Richardson held many preferments. He was appointed vicar of Granard, in Ardagh, in 1610; rector of Ardsrath, Derry, in 1617; Archdeacon of Derry in 1622 (reappointed in the new charter of 1629); Prebendary of Mullaghbrack at St Patrick's Cathedral, Armagh on 14 May 1633; and Bishop of Ardagh that same day (in succession to William Bedell who had resigned the see because he disapproved of pluralities); and Archdeacon of Down in 1640. Richardson, however, obtained leave to hold the archdeaconry in commendam; but he was shortly afterwards deprived of his rectory and archdeaconry by Bishop John Bramhall, who found his titles unsound.

On the outbreak of the Irish rebellion in 1641, Richardson left for England, and settled in London, where he died.
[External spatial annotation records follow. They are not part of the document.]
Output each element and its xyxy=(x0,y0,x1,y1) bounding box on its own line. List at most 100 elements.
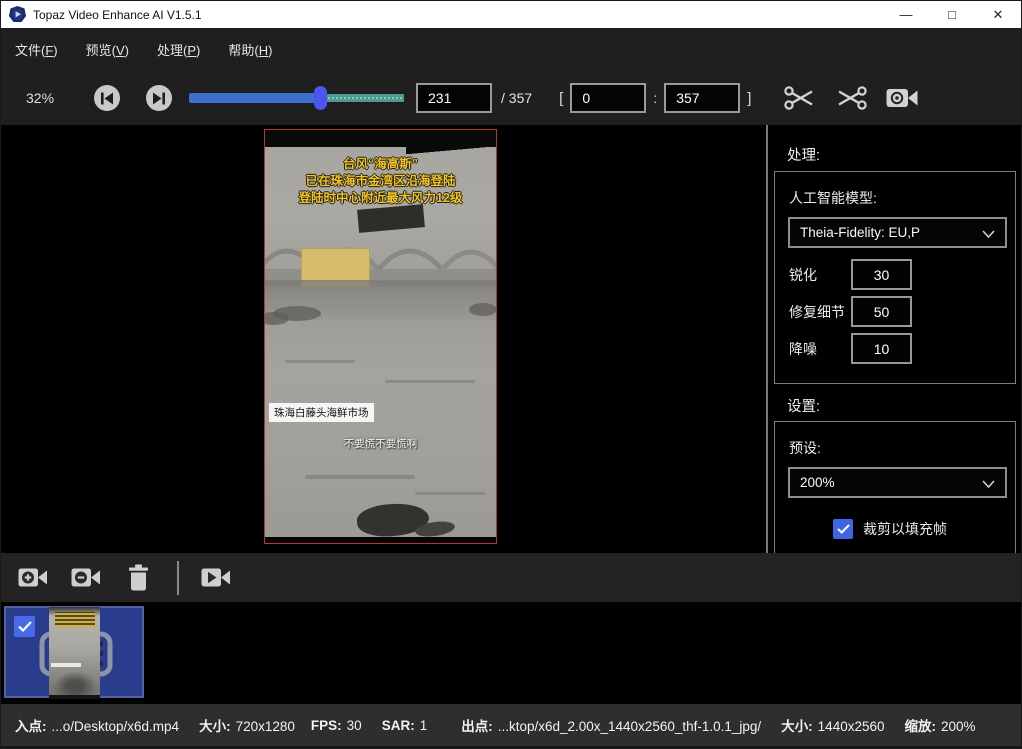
add-video-button[interactable] xyxy=(18,567,48,588)
status-input-size: 大小: 720x1280 xyxy=(199,715,295,735)
scissors-left-icon xyxy=(838,86,868,110)
status-fps-value: 30 xyxy=(346,717,362,733)
thumbnail-image xyxy=(49,607,100,699)
app-window: Topaz Video Enhance AI V1.5.1 — □ ✕ 文件(F… xyxy=(0,0,1022,749)
denoise-row: 降噪 xyxy=(775,333,1015,364)
camera-play-icon xyxy=(201,568,230,587)
preset-dropdown[interactable]: 200% xyxy=(788,467,1007,498)
thumbnail-checkbox[interactable] xyxy=(14,616,35,637)
trim-bracket-open: [ xyxy=(559,89,564,107)
thumbnail-debris xyxy=(53,671,97,697)
delete-button[interactable] xyxy=(127,564,150,591)
total-frames-label: / 357 xyxy=(501,90,533,106)
toolbar-divider xyxy=(177,560,179,595)
restore-detail-input[interactable] xyxy=(851,296,912,327)
restore-detail-row: 修复细节 xyxy=(775,296,1015,327)
crop-to-fill-label: 裁剪以填充帧 xyxy=(863,521,947,537)
current-frame-input[interactable] xyxy=(416,83,492,113)
trim-separator: : xyxy=(653,90,658,106)
chevron-down-icon xyxy=(982,230,995,238)
status-output-size: 大小: 1440x2560 xyxy=(781,715,884,735)
settings-heading: 设置: xyxy=(787,399,821,415)
preview-button[interactable] xyxy=(886,87,919,109)
menu-process[interactable]: 处理(P) xyxy=(157,40,200,59)
video-water-streak xyxy=(415,492,485,495)
skip-to-end-button[interactable] xyxy=(146,85,172,111)
status-output-size-label: 大小: xyxy=(781,719,813,734)
slider-fill xyxy=(189,93,326,103)
scissors-right-icon xyxy=(784,86,813,110)
status-scale-label: 缩放: xyxy=(904,719,937,734)
restore-detail-label: 修复细节 xyxy=(789,303,845,320)
ai-model-label: 人工智能模型: xyxy=(789,190,877,206)
video-location-label: 珠海白藤头海鲜市场 xyxy=(269,403,374,422)
video-frame: 台风“海高斯” 已在珠海市金湾区沿海登陆 登陆时中心附近最大风力12级 珠海白藤… xyxy=(265,130,496,543)
menu-process-text: 处理( xyxy=(157,43,188,58)
status-scale-value: 200% xyxy=(941,719,976,734)
crop-to-fill-row: 裁剪以填充帧 xyxy=(833,519,1015,539)
menu-bar: 文件(F) 预览(V) 处理(P) 帮助(H) xyxy=(1,28,1021,71)
trim-start-input[interactable] xyxy=(570,83,647,113)
denoise-input[interactable] xyxy=(851,333,912,364)
menu-help-close: ) xyxy=(268,43,273,58)
menu-preview-mnemonic: V xyxy=(115,43,125,58)
playback-toolbar: 32% / 357 [ : ] xyxy=(1,71,1021,125)
status-sar-value: 1 xyxy=(419,717,428,733)
skip-to-start-icon xyxy=(101,92,113,104)
menu-file-close: ) xyxy=(53,43,58,58)
window-controls: — □ ✕ xyxy=(883,1,1021,28)
skip-to-end-icon xyxy=(153,92,165,104)
denoise-label: 降噪 xyxy=(789,340,817,357)
ai-model-dropdown[interactable]: Theia-Fidelity: EU,P xyxy=(788,217,1007,248)
timeline-slider[interactable] xyxy=(189,86,404,110)
slider-thumb[interactable] xyxy=(314,86,327,110)
app-logo-icon xyxy=(9,6,26,23)
status-out-point: 出点: ...ktop/x6d_2.00x_1440x2560_thf-1.0.1… xyxy=(461,715,761,735)
video-top-bar xyxy=(265,130,496,155)
ai-model-value: Theia-Fidelity: EU,P xyxy=(800,225,921,240)
menu-preview[interactable]: 预览(V) xyxy=(86,40,129,59)
settings-groupbox: 预设: 200% 裁剪以填充帧 xyxy=(774,421,1016,561)
minimize-button[interactable]: — xyxy=(883,1,929,28)
video-subtitle: 不要慌不要慌啊 xyxy=(343,438,418,450)
menu-file[interactable]: 文件(F) xyxy=(15,40,58,59)
video-water-streak xyxy=(285,360,355,363)
clip-toolbar xyxy=(1,553,1021,602)
window-title: Topaz Video Enhance AI V1.5.1 xyxy=(33,7,202,22)
trim-end-input[interactable] xyxy=(664,83,741,113)
status-fps-label: FPS: xyxy=(310,717,342,733)
menu-preview-text: 预览( xyxy=(85,43,116,58)
thumbnail-strip xyxy=(1,602,1021,704)
camera-minus-icon xyxy=(71,568,100,587)
maximize-button[interactable]: □ xyxy=(929,1,975,28)
preset-label: 预设: xyxy=(789,440,821,456)
status-fps: FPS: 30 xyxy=(311,718,362,733)
status-sar-label: SAR: xyxy=(381,717,415,733)
menu-help[interactable]: 帮助(H) xyxy=(228,40,272,59)
video-overlay-title-line1: 台风“海高斯” xyxy=(342,157,418,171)
crop-to-fill-checkbox[interactable] xyxy=(833,519,853,539)
menu-help-text: 帮助( xyxy=(228,43,259,58)
menu-help-mnemonic: H xyxy=(258,43,269,58)
video-overlay-title-line2: 已在珠海市金湾区沿海登陆 xyxy=(305,174,456,188)
process-video-button[interactable] xyxy=(201,567,231,588)
video-car-shape xyxy=(469,303,496,316)
video-thumbnail-tile[interactable] xyxy=(4,606,144,699)
camera-plus-icon xyxy=(18,568,47,587)
process-heading: 处理: xyxy=(787,148,821,164)
close-button[interactable]: ✕ xyxy=(975,1,1021,28)
trim-in-button[interactable] xyxy=(784,85,815,111)
trash-icon xyxy=(129,564,148,591)
remove-video-button[interactable] xyxy=(71,567,101,588)
video-overlay-title: 台风“海高斯” 已在珠海市金湾区沿海登陆 登陆时中心附近最大风力12级 xyxy=(265,156,496,207)
video-car-shape xyxy=(265,312,289,325)
settings-panel: 处理: 人工智能模型: Theia-Fidelity: EU,P 锐化 修复细节 xyxy=(768,125,1021,561)
status-output-size-value: 1440x2560 xyxy=(817,719,885,734)
video-preview[interactable]: 台风“海高斯” 已在珠海市金湾区沿海登陆 登陆时中心附近最大风力12级 珠海白藤… xyxy=(264,129,497,544)
trim-out-button[interactable] xyxy=(836,85,868,111)
sharpen-input[interactable] xyxy=(851,259,912,290)
status-in-point: 入点: ...o/Desktop/x6d.mp4 xyxy=(15,715,179,735)
menu-process-close: ) xyxy=(196,43,201,58)
status-input-size-label: 大小: xyxy=(199,719,231,734)
skip-to-start-button[interactable] xyxy=(94,85,120,111)
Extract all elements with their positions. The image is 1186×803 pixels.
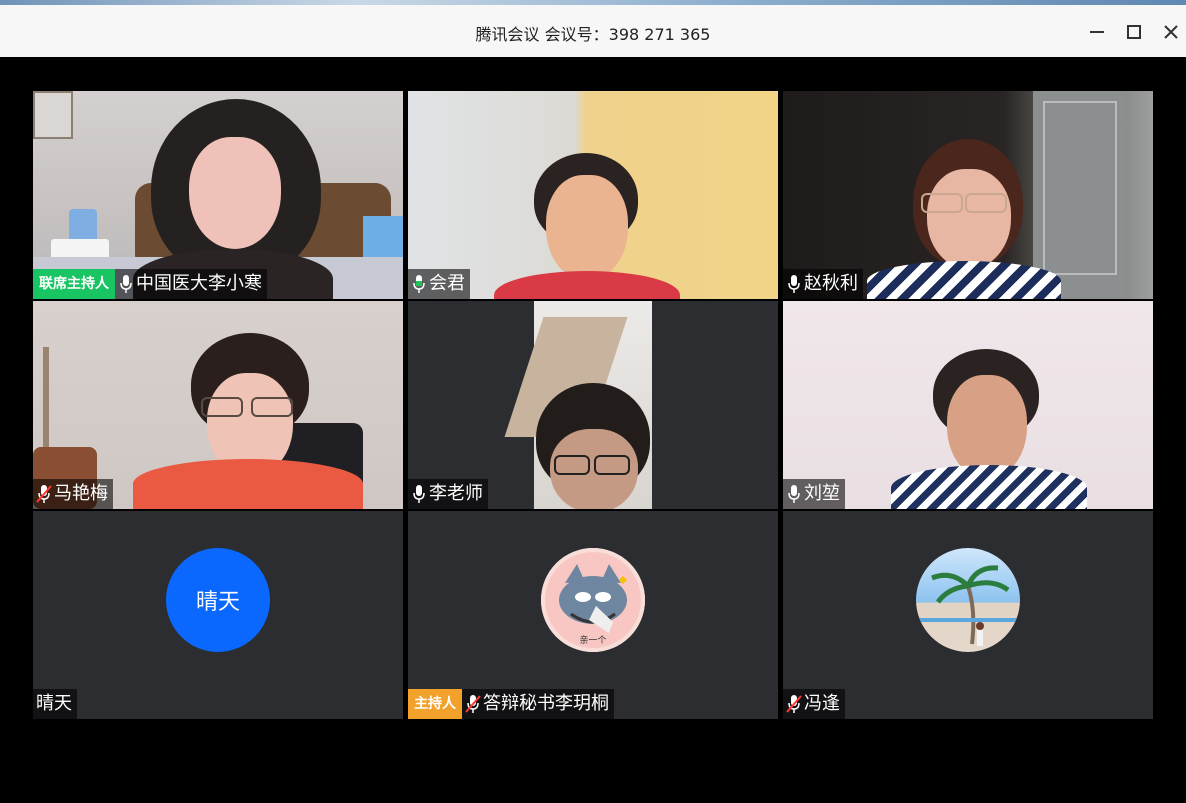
maximize-button[interactable] bbox=[1123, 21, 1145, 43]
avatar-tile-2[interactable]: 亲一个 主持人 答辩秘书李玥桐 bbox=[408, 511, 778, 719]
video-feed bbox=[408, 91, 778, 299]
participant-label: 李老师 bbox=[408, 479, 488, 509]
microphone-muted-icon bbox=[36, 484, 52, 504]
avatar-tile-1[interactable]: 晴天 晴天 bbox=[33, 511, 403, 719]
participant-label: 赵秋利 bbox=[783, 269, 863, 299]
participant-label: 联席主持人 中国医大李小寒 bbox=[33, 269, 267, 299]
host-badge: 主持人 bbox=[408, 689, 462, 719]
microphone-muted-icon bbox=[786, 694, 802, 714]
video-feed bbox=[504, 301, 652, 509]
video-tile-1[interactable]: 联席主持人 中国医大李小寒 bbox=[33, 91, 403, 299]
participant-name: 马艳梅 bbox=[54, 483, 108, 504]
minimize-button[interactable] bbox=[1086, 21, 1108, 43]
meeting-stage: 联席主持人 中国医大李小寒 会君 赵秋利 马艳梅 李老师 刘堃 晴天 晴天 亲一… bbox=[0, 57, 1186, 803]
participant-name: 晴天 bbox=[33, 689, 77, 719]
participant-name: 冯逢 bbox=[804, 693, 840, 714]
video-tile-4[interactable]: 马艳梅 bbox=[33, 301, 403, 509]
avatar-tile-3[interactable]: 冯逢 bbox=[783, 511, 1153, 719]
participant-name: 中国医大李小寒 bbox=[136, 273, 262, 294]
participant-label: 主持人 答辩秘书李玥桐 bbox=[408, 689, 614, 719]
microphone-icon bbox=[411, 484, 427, 504]
video-feed bbox=[783, 91, 1153, 299]
participant-avatar: 晴天 bbox=[166, 548, 270, 652]
close-button[interactable] bbox=[1160, 21, 1182, 43]
minimize-icon bbox=[1090, 31, 1104, 33]
video-tile-2[interactable]: 会君 bbox=[408, 91, 778, 299]
microphone-icon bbox=[786, 484, 802, 504]
microphone-icon bbox=[786, 274, 802, 294]
participant-avatar bbox=[916, 548, 1020, 652]
video-tile-6[interactable]: 刘堃 bbox=[783, 301, 1153, 509]
close-icon bbox=[1164, 25, 1178, 39]
title-bar: 腾讯会议 会议号：398 271 365 bbox=[0, 5, 1186, 57]
beach-palm-avatar bbox=[916, 565, 1020, 646]
maximize-icon bbox=[1127, 25, 1141, 39]
video-tile-3[interactable]: 赵秋利 bbox=[783, 91, 1153, 299]
participant-name: 刘堃 bbox=[804, 483, 840, 504]
avatar-caption: 亲一个 bbox=[579, 636, 607, 646]
participant-label: 会君 bbox=[408, 269, 470, 299]
microphone-icon bbox=[118, 274, 134, 294]
video-feed bbox=[33, 91, 403, 299]
video-tile-5[interactable]: 李老师 bbox=[408, 301, 778, 509]
participant-avatar: 亲一个 bbox=[541, 548, 645, 652]
video-feed bbox=[33, 301, 403, 509]
participant-label: 马艳梅 bbox=[33, 479, 113, 509]
participant-label: 晴天 bbox=[33, 689, 77, 719]
participant-name: 会君 bbox=[429, 273, 465, 294]
co-host-badge: 联席主持人 bbox=[33, 269, 115, 299]
microphone-muted-icon bbox=[465, 694, 481, 714]
microphone-active-icon bbox=[411, 274, 427, 294]
video-feed bbox=[783, 301, 1153, 509]
window-title: 腾讯会议 会议号：398 271 365 bbox=[475, 25, 711, 44]
participant-name: 李老师 bbox=[429, 483, 483, 504]
participant-label: 冯逢 bbox=[783, 689, 845, 719]
participant-name: 答辩秘书李玥桐 bbox=[483, 693, 609, 714]
participant-name: 赵秋利 bbox=[804, 273, 858, 294]
participant-label: 刘堃 bbox=[783, 479, 845, 509]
He bequeathed money to Trinity College, Dublin.

==Family==
Richardson married Elizabeth (baptised 1595), second daughter of Sir Henry Bunbury of Bunbury and Stanney by his first wife Elizabeth Anne Shakerley. Through her, he was uncle to Sir Thomas Bunbury, 1st Baronet. John and Elizabeth had at least one child, Thomas: in 1654, the township of Fartrin, County Cavan was part of the dowry on his marriage to Anne, younger daughter of Sir Edward Bagshawe of Castle Bagshawe, and widow of George Ryves.

==Works==
Richardson's major work, published posthumously by Archbishop Ussher, was Choice Observations and Explanations of the Old Testament … to which are added further and larger Observations upon the whole Book of Genesis, London, 1655. He also contributed remarks on Ezekiel, Daniel, and the lesser prophets to the second edition of the Westminster Assembly's Annotations, published in 1657. His portrait, engraved by T. Cross, is prefixed to his Choice Observations.